Rick Morrissey made it clear in a Sun-Times* column this week he’s embarrassed by some of his brethren on the Internet. He wrote, “SportsMockery.com is the website that ‘broke’ the news about the alleged turmoil inside the Blackhawks’ locker room, centering on Patrick Sharp and what the writer of the article says are his infidelities. Isn’t that lovely? Just what EVERYBODY was dying to read. Welcome to the Internet.”

True enough, the SportsMockery posting was odious. It reported nothing beyond the existence of rumors involving Sharp, which it spread with a mop while pretending to clean them up. “Beware, there is a lot of stupid out there,” wrote Brian Foran. His advice was “not to believe anything until it is proven.” But fear not—”In a world polluted by bullshit, the truth always finds a way to claw itself to the surface and make its way into the limelight.” Therefore, “Be patient, don’t be stupid, and don’t spread false rumors.”

If language had the power, this would make me break out in hives.

And SportsMockery isn’t alone out there. Poking around the ‘net for more on Sharp, the Hawks’ left winger and assistant captain, I came across a site that gives SportsMockery a run for its money. On talk-sports.net there’s a forum titled “Patrick Sharp’s Girlfriend.” It wonders: “Does Patrick Sharp have a girlfriend? Is he dating someone? Is he married? Single? Divorced? Would you date him? Did you date him? Who is his wife? His fiance?”

Then it instructs, “Please do not post inappropriate comments, this is a friendly forum for fans.” Sure. The site immediately links to a cluster of forums devoted to Sharp, including the “Girlfriend Forum,” the “Sucks Forum,” and the “Dirt Forum.”

My heart’s with Morrissey. But sad to say, journalism’s inconsistencies make for a very sharp blade—and it sliced him.
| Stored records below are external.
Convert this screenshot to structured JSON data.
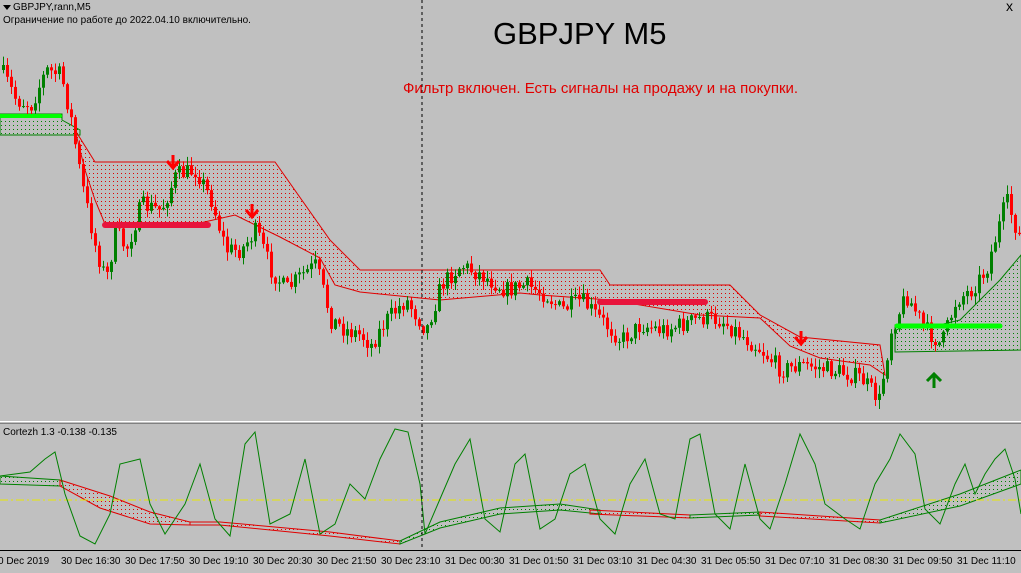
{
  "window": {
    "symbol_caption": "GBPJPY,rann,M5",
    "license_note": "Ограничение по работе до 2022.04.10 включительно.",
    "title": "GBPJPY M5",
    "filter_message": "Фильтр включен. Есть сигналы на продажу и на покупки.",
    "close_glyph": "x"
  },
  "indicator": {
    "caption": "Cortezh 1.3 -0.138 -0.135"
  },
  "time_axis": {
    "labels": [
      "0 Dec 2019",
      "30 Dec 16:30",
      "30 Dec 17:50",
      "30 Dec 19:10",
      "30 Dec 20:30",
      "30 Dec 21:50",
      "30 Dec 23:10",
      "31 Dec 00:30",
      "31 Dec 01:50",
      "31 Dec 03:10",
      "31 Dec 04:30",
      "31 Dec 05:50",
      "31 Dec 07:10",
      "31 Dec 08:30",
      "31 Dec 09:50",
      "31 Dec 11:10"
    ]
  },
  "colors": {
    "background": "#c0c0c0",
    "bull_candle": "#008000",
    "bear_candle": "#ff0000",
    "sell_zone": "#e00000",
    "buy_zone": "#008000",
    "sell_signal": "#e8143c",
    "buy_signal": "#00ff00",
    "sell_arrow": "#ff0000",
    "buy_arrow": "#008000",
    "oscillator": "#008000",
    "zero_line": "#e8e800"
  },
  "signals": [
    {
      "type": "sell",
      "icon": "down-arrow-icon"
    },
    {
      "type": "sell",
      "icon": "down-arrow-icon"
    },
    {
      "type": "sell",
      "icon": "down-arrow-icon"
    },
    {
      "type": "buy",
      "icon": "up-arrow-icon"
    }
  ]
}
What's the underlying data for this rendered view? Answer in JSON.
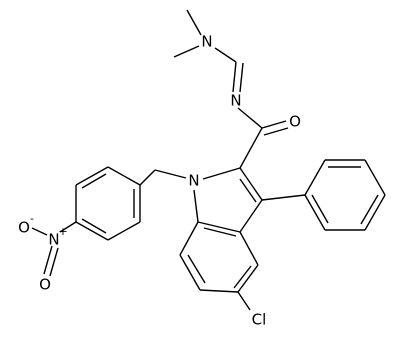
{
  "atoms": {
    "dimethylamino_n": "N",
    "imine_n": "N",
    "carbonyl_o": "O",
    "indole_n": "N",
    "chloro": "Cl",
    "nitro_n": {
      "label": "N",
      "charge": "+"
    },
    "nitro_o_minus": {
      "label": "O",
      "charge": "-"
    },
    "nitro_o": "O"
  }
}
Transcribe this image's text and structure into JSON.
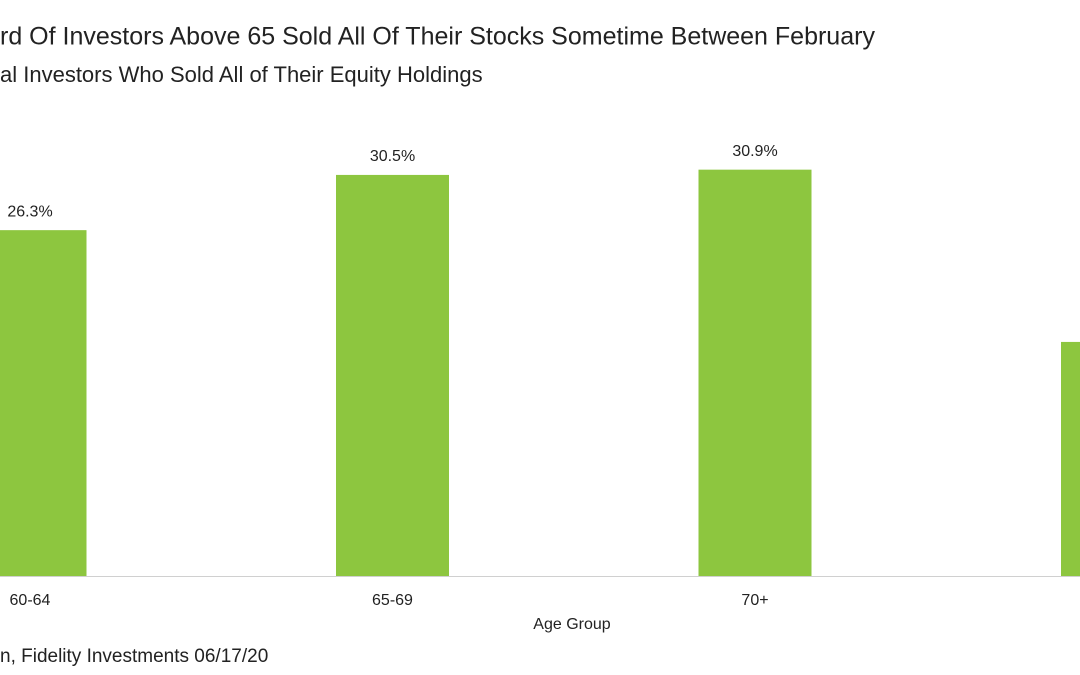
{
  "chart_data": {
    "type": "bar",
    "title": "rd Of Investors Above 65 Sold All Of Their Stocks Sometime Between February",
    "subtitle": "al Investors Who Sold All of Their Equity Holdings",
    "x_label": "Age Group",
    "source": "n, Fidelity Investments 06/17/20",
    "categories": [
      "60-64",
      "65-69",
      "70+",
      null
    ],
    "values": [
      26.3,
      30.5,
      30.9,
      17.8
    ],
    "value_labels": [
      "26.3%",
      "30.5%",
      "30.9%",
      null
    ],
    "color": "#8dc63f"
  }
}
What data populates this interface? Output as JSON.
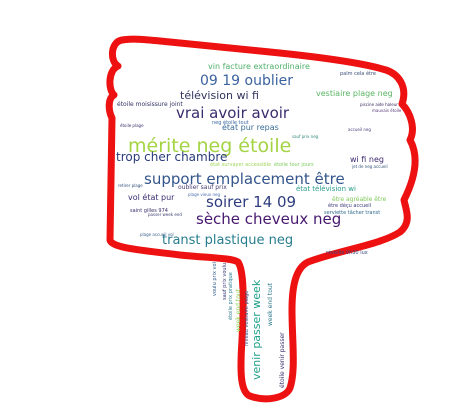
{
  "colors": {
    "outline": "#ee1111",
    "background": "#ffffff"
  },
  "shape_icon": "thumbs-down-icon",
  "words": [
    {
      "text": "mérite neg étoile",
      "color": "#a4d444"
    },
    {
      "text": "support emplacement être",
      "color": "#33558b"
    },
    {
      "text": "sèche cheveux neg",
      "color": "#47186f"
    },
    {
      "text": "vrai avoir avoir",
      "color": "#3a2b6e"
    },
    {
      "text": "soirer 14 09",
      "color": "#2e3d80"
    },
    {
      "text": "09 19 oublier",
      "color": "#3a62a0"
    },
    {
      "text": "transt plastique neg",
      "color": "#287d8e"
    },
    {
      "text": "trop cher chambre",
      "color": "#2a3b7b"
    },
    {
      "text": "télévision wi fi",
      "color": "#33335f"
    },
    {
      "text": "vin facture extraordinaire",
      "color": "#4fb06a"
    },
    {
      "text": "vestiaire plage neg",
      "color": "#5ab463"
    },
    {
      "text": "état pur repas",
      "color": "#3b6d99"
    },
    {
      "text": "wi fi neg",
      "color": "#3c2a70"
    },
    {
      "text": "vol état pur",
      "color": "#3b2c72"
    },
    {
      "text": "venir passer week",
      "color": "#1fa088"
    },
    {
      "text": "état télévision wi",
      "color": "#2a9c89"
    },
    {
      "text": "être agréable être",
      "color": "#80c95b"
    },
    {
      "text": "oublier sauf prix",
      "color": "#483d73"
    },
    {
      "text": "état survayer accessible",
      "color": "#a0d55a"
    },
    {
      "text": "étoile moisissure joint",
      "color": "#333366"
    },
    {
      "text": "palm cela être",
      "color": "#3d4f7a"
    },
    {
      "text": "être déçu accueil",
      "color": "#3d3a7b"
    },
    {
      "text": "serviette tâcher transt",
      "color": "#2f6a8f"
    },
    {
      "text": "réveille 0h30 lux",
      "color": "#3b4a7c"
    },
    {
      "text": "saint gilles 974",
      "color": "#3a2f6b"
    },
    {
      "text": "étoile tour jours",
      "color": "#7fcc5f"
    },
    {
      "text": "neg étoile tout",
      "color": "#3a6aa0"
    },
    {
      "text": "voulu prix vol",
      "color": "#2f5a8a"
    },
    {
      "text": "étoile prix pratique",
      "color": "#2a7b8e"
    },
    {
      "text": "sauf prix voulu",
      "color": "#3c3c7a"
    },
    {
      "text": "niveau vestiaire plage",
      "color": "#3a4f82"
    },
    {
      "text": "étoile venir passer",
      "color": "#3b3270"
    },
    {
      "text": "week end tout",
      "color": "#8bd050"
    },
    {
      "text": "week end tout",
      "color": "#2f7a8c"
    },
    {
      "text": "accueil neg",
      "color": "#4a3d7d"
    },
    {
      "text": "étoile plage",
      "color": "#3a2f6b"
    },
    {
      "text": "passer week end",
      "color": "#3a3a70"
    },
    {
      "text": "jet de neg accueil",
      "color": "#33557a"
    },
    {
      "text": "plage vieux neg",
      "color": "#4f6fb0"
    },
    {
      "text": "retirer plage",
      "color": "#2f4f7a"
    },
    {
      "text": "mauvais étoile",
      "color": "#5a3a7a"
    },
    {
      "text": "piscine aide haleur",
      "color": "#3a2a60"
    },
    {
      "text": "plage accueil vol",
      "color": "#3b5f8a"
    },
    {
      "text": "sauf prix neg",
      "color": "#2f8a7a"
    }
  ]
}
He writes:

Those of us involved in professional journalism have higher standards and should be held to higher standards. Sometimes we fail, badly, and we are taken to task, as we should be. But there’s a distinction between what we strive to do and what is going on with the Sharp story. It’s that we rarely delve into athletes’ sex lives because, and this can’t be overstated, who cares?
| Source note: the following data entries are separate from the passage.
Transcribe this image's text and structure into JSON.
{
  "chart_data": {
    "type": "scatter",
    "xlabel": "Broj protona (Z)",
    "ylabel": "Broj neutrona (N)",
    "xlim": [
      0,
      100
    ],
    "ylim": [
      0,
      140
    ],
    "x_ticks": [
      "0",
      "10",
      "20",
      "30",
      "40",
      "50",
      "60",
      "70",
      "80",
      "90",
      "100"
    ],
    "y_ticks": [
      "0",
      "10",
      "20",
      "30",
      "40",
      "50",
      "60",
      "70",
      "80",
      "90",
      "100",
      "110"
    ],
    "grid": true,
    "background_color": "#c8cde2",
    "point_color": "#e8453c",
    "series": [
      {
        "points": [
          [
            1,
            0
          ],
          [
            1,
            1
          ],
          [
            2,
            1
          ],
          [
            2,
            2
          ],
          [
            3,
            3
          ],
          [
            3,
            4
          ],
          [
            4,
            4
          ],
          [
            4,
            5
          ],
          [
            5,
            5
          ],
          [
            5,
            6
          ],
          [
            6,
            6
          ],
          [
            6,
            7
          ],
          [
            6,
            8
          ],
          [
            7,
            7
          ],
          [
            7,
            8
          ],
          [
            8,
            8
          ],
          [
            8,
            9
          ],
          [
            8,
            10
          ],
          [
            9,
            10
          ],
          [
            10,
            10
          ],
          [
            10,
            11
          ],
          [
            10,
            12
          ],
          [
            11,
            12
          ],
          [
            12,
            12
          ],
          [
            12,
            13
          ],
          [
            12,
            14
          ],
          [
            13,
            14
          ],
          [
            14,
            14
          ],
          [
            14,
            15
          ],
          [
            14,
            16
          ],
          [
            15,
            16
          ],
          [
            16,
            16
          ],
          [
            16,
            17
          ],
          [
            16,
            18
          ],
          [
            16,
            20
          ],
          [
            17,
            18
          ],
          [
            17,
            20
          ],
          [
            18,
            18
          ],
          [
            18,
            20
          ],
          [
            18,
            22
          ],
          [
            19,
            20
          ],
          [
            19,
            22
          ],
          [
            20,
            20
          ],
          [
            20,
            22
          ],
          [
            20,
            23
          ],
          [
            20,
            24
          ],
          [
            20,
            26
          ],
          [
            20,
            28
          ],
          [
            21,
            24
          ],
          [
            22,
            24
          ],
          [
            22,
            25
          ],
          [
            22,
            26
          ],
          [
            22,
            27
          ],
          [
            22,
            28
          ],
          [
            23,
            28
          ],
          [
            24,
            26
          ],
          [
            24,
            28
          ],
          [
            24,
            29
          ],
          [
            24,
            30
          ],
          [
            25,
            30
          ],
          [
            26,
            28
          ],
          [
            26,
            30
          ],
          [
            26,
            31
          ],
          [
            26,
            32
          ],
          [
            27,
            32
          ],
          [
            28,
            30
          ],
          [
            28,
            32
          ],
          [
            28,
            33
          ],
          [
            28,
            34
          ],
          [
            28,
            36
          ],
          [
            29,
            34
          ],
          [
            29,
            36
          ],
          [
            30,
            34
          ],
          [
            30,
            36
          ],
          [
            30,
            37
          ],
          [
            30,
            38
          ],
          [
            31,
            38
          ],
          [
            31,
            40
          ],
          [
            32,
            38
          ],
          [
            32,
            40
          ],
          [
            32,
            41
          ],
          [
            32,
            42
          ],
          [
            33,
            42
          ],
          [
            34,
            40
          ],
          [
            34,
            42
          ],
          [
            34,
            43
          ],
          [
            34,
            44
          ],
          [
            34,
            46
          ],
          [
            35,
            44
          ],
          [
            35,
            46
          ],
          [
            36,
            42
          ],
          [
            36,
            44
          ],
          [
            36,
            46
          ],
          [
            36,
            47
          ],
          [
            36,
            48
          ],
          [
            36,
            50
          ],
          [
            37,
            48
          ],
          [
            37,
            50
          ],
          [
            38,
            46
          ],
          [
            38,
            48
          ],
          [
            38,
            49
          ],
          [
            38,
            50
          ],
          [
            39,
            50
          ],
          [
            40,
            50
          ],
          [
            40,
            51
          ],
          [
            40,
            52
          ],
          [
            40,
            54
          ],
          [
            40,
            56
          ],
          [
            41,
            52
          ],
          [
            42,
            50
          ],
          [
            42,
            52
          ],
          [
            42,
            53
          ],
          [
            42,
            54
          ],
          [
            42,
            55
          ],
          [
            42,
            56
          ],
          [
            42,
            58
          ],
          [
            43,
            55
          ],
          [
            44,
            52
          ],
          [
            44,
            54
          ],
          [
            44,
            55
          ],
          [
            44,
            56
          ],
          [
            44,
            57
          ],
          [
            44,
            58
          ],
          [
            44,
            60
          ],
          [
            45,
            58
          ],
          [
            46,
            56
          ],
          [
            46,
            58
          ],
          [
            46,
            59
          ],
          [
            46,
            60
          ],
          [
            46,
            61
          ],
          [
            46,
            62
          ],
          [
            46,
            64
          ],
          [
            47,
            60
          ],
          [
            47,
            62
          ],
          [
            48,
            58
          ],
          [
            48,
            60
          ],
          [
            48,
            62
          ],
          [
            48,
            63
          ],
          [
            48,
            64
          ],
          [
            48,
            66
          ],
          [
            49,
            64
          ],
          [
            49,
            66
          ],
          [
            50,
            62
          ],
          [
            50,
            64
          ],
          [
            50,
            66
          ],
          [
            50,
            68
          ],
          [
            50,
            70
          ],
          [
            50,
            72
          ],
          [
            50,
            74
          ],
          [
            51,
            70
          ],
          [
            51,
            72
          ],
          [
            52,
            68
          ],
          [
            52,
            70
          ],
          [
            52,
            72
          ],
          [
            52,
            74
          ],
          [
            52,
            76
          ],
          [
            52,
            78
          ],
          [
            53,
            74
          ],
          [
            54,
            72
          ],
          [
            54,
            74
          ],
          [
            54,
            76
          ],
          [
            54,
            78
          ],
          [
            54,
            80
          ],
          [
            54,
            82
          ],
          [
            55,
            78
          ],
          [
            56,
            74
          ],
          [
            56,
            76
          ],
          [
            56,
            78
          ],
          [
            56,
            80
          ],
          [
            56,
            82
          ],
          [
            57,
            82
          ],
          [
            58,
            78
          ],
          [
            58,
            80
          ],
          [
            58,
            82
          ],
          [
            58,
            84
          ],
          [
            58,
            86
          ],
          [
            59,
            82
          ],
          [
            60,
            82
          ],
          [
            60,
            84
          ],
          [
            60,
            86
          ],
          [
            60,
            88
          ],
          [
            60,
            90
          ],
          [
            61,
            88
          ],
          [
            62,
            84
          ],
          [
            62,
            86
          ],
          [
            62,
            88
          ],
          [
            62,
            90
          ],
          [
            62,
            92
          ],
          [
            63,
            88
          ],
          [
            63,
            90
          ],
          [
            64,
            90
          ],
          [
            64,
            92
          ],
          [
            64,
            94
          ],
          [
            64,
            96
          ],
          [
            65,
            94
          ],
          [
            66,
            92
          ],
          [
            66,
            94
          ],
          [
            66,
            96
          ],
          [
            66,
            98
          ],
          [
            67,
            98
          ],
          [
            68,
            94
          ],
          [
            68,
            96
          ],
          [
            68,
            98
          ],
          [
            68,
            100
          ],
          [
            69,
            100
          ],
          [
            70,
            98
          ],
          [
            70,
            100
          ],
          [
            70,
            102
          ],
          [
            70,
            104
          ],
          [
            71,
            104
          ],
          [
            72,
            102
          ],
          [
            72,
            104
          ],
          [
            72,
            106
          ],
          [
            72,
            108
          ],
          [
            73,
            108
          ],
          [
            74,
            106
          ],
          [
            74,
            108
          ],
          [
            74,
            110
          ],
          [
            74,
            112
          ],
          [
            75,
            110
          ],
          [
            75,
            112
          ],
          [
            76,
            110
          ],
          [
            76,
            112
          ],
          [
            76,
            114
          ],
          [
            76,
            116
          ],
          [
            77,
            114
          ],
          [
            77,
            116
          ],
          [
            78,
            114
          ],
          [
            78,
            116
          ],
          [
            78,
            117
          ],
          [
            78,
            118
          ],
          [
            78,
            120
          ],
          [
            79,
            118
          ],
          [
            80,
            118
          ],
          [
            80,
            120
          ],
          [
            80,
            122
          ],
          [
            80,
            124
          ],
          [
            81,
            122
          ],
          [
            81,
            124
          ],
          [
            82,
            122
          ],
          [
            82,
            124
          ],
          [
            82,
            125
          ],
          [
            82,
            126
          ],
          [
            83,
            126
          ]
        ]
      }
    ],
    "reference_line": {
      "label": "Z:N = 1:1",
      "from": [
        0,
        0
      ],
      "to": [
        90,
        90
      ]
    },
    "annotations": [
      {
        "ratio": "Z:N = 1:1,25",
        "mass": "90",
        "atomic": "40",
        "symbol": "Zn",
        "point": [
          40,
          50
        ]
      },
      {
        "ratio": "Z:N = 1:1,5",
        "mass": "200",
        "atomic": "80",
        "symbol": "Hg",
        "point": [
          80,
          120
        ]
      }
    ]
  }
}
If nobody cared, the Internet wouldn’t either. But we do care, and if a sex life affects a player’s performance or a team’s performance, we have a right to care. As awkward as it might be, the beat writers have an obligation to tell us.

But Morrissey insists we don’t care and have no reason to care—a pretty thought, and if only it were true. He goes on, “But if Sharp was guilty of any of it— and this is what I keep coming back to—why should we care? How are we better for a website having thrown this into the public square? Because it explains why Sharp has been having a bad season? Because it explains why the Hawks don’t seem to be quite all there? Please. This was written and tweeted for no other reason than because it was salacious.”

But what if it does explain—or partly explain—Sharp’s bad season, the Hawks’ curious lack of cohesion? Does the explanation go unreported because in lesser hands it’s simply salacious? “Listen, buddy,” Morrissey tells us, “if we in the mainstream media loved this kind of thing, we would have been looking into these rumors a year ago. I’ve been hearing them for at least that long.”

Of course he doesn’t love this kind of thing. I don’t love this kind of thing, and I thank God it’s not on me to report it. But if the rumors SportsMockery went to town with are borne out on the ice by the performance of Sharp and the Blackhawks, a year is a long time to stubbornly refuse to look into them. And now that they’ve been salaciously peddled by a website, upright mainstream journalists are in no position to contradict them.

*Ed. note: the Sun-Times and the Reader are owned by the same parent company.